O fator mais relevante aqui é a lesão de Mohamed Amoura. O atacante é a única peça realmente capaz de esticar a defesa adversária com corridas em profundidade. Sem ele, a Argélia perde o elemento surpresa que poderia castigar uma linha defensiva compacta como a da Jordânia. No jogo contra a Argentina, mesmo antes do problema, Petkovic já não tinha Amoura como titular — e o time finalizou apenas uma vez no alvo durante os 90 minutos.
A Jordânia, por sua vez, mostrou contra a Áustria que não é boba.
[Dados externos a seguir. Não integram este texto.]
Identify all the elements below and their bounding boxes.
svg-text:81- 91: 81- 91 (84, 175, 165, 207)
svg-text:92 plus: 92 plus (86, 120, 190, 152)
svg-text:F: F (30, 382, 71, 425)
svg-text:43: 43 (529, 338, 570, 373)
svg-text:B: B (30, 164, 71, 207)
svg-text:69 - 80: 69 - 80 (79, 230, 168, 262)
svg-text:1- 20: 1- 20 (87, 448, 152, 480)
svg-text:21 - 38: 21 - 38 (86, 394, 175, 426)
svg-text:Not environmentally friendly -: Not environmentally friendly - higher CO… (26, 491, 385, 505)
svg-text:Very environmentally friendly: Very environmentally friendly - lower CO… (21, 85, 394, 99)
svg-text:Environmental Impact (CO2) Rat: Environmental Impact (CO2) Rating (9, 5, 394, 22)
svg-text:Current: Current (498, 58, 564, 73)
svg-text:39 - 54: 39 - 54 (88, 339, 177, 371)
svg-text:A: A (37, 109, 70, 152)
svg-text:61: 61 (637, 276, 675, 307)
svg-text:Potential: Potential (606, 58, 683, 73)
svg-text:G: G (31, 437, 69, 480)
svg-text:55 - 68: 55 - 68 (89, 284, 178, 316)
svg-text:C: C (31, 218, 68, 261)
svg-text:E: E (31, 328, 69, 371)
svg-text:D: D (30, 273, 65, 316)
Manteve o placar empatado por mais de 70 minutos, com Olwan marcando um golaço de empate depois do intervalo. O próprio gol de virada dos austríacos saiu de um zagueiro contra — uma fatalidade, não uma superioridade clara. O 3-1 final enganou quem não viu o jogo: a Jordânia competiu de igual para igual durante boa parte da partida.
O organismo defensivo jordaniano
O 3-4-2-1 de Jamal Sellami é um desenho que dá segurança. Com três zagueiros e alas mais recuados, a Jordânia fecha os espaços centrais e força o adversário a jogar pelos lados. Contra a Áustria, isso funcionou bem até o cansaço bater no fim. E agora, com Abdallah Nasib provavelmente disponível, a solidez aérea e a leitura de jogo ganham ainda mais consistência.
Do lado argelino, a dependência de Riyad Mahrez se torna um problema. O camisa 10 tem 35 anos e não é mais o mesmo explosivo de outras Copas. Sem Amoura para puxar contra-ataques, a criação ficará nas mãos de Gouiri e Hadj Moussa — bons jogadores, mas que precisam de mais tempo para construir jogadas contra blocos baixos. A defesa argelina também mostrou fragilidades: contra a Argentina, os espaços nas costas dos laterais foram explorados com frequência.
A motivação como termômetro
Os dois times estão com a faca no pescoço. Depois das derrotas na estreia, quem perder este jogo praticamente se despede do Mundial. A pressão joga a favor de quem está mais acostumado a ser underdog. A Jordânia sabe que não pode se expor, enquanto a Argélia precisa vencer — e vencer bem para sonhar com saldo de gols. Esse dilema pode tornar os argelinos mais ansiosos e menos objetivos.
Na prática, a Argélia deve ter mais posse e criar mais chances, mas não o suficiente para abrir dois gols de vantagem. O histórico recente de Petkovic contra adversários fechados mostra dificuldade em transformar domínio em goleada. O 0-0 contra o Uruguai e o suado 1-0 sobre a Holanda (com gol no fim) são sinais de que a máquina não está tão afinada assim.
A aposta no handicap +1,5 da Jordânia não exige que ela ganhe ou empate — apenas que não perca por dois gols ou mais. Considerando a falta de profundidade da Argélia e a organização do time asiático, esse cenário tem tudo para se confirmar. O mercado pode estar precificando a camisa, mas o scout vê o jogo.